Upon retiring from the United States Air Force, she joined the faculty of medicine and medical oncology at Thomas Jefferson University and became the associate director of Diversity Programs for the Sidney Kimmel Comprehensive Cancer Center at Jefferson. There, she conducted research into pancreatic cancer which involved new drug evaluation and chemotherapy, development of new therapeutic regimens, chemoradiation strategies for combined modality therapy, and patient selection criteria. In 2009, she was the recipient of the American Cancer Society Cancer Control Award for her research in pancreatic cancer and colorectal cancer. Mitchell also received the National Medical Association Council on Concerns of Women Physicians Pfizer Research Award for her "outstanding contributions to clinical or academic medicine." The following year, she was named 'Physician of the Year' by CancerCare for her work in gastrointestinal malignancies, and the 2011 Practitioner of the Year Award from the Philadelphia County Medical Society.

In 2012, she established the Center to Eliminate Cancer Disparities within the Sidney Kimmel Cancer Center at Jefferson. That year, she also conducted a study that proved younger patients with colorectal cancer were more likely to survive than patients 50 and older. Mitchell earned the 2012 American Society of Clinical Oncology Humanitarian Award for providing patient care "through innovative means or exceptional service or leadership in the United States or abroad."

With a team of researchers in the NRG Oncology/Radiation Therapy Oncology Group (RTOG), Mitchell conducted and published clinical evidence of the merits of combined-modality treatment. In August 2015, Mitchell was appointed president of the National Medical Association for a one-year term. She was also selected by Ebony magazine as one of the most influential African Americans in the United States. During the fall, Mitchell presented advice and opinions about what Congress can do to increase African American health care, funds, and research during the legislative conference of the Congressional Black Caucus. The following year, Mitchell was selected as one of 28 cancer experts to sit on Vice President Joe Biden’s Cancer Moonshot Initiative panel and elected Vice Chair of the Cobb Board of Directors. Mitchell also created patient education videos about the screening and treatment of colorectal and breast cancers which was televised during Black History Month and later distributed to doctors’ offices across the United States.

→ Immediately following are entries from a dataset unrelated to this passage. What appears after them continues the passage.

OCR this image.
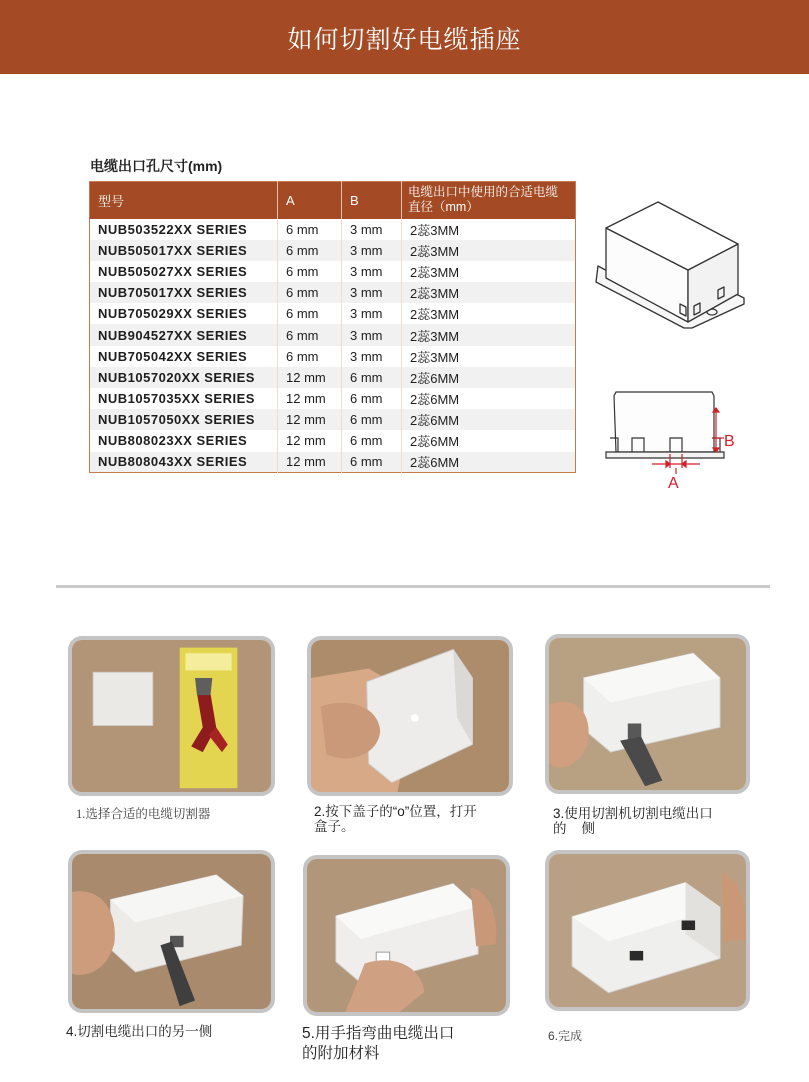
如何切割好电缆插座
电缆出口孔尺寸(mm)
型号	A	B	电缆出口中使用的合适电缆直径（mm）
NUB503522XX SERIES	6 mm	3 mm	2蕊3MM
NUB505017XX SERIES	6 mm	3 mm	2蕊3MM
NUB505027XX SERIES	6 mm	3 mm	2蕊3MM
NUB705017XX SERIES	6 mm	3 mm	2蕊3MM
NUB705029XX SERIES	6 mm	3 mm	2蕊3MM
NUB904527XX SERIES	6 mm	3 mm	2蕊3MM
NUB705042XX SERIES	6 mm	3 mm	2蕊3MM
NUB1057020XX SERIES	12 mm	6 mm	2蕊6MM
NUB1057035XX SERIES	12 mm	6 mm	2蕊6MM
NUB1057050XX SERIES	12 mm	6 mm	2蕊6MM
NUB808023XX SERIES	12 mm	6 mm	2蕊6MM
NUB808043XX SERIES	12 mm	6 mm	2蕊6MM
B
A
1.选择合适的电缆切割器	2.按下盖子的“o”位置，打开
盒子。
3.使用切割机切割电缆出口
的    侧
4.切割电缆出口的另一侧	5.用手指弯曲电缆出口
的附加材料
6.完成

In 2018, Mitchell received Jefferson's Achievement Award in Medicine for her contributions to science and humanity. She later became the first black woman to receive the PHL Life Sciences’ Ultimate Solution Award. Mitchell is the Editor-in-Chief of the Journal of the National Medical Association.

==Personal life==
Mitchell and her husband Delmar had two daughters together.

Mitchell died unexpectedly on January 21, 2024. She was returning home from a gastrointestinal cancer research meeting in San Francisco, California.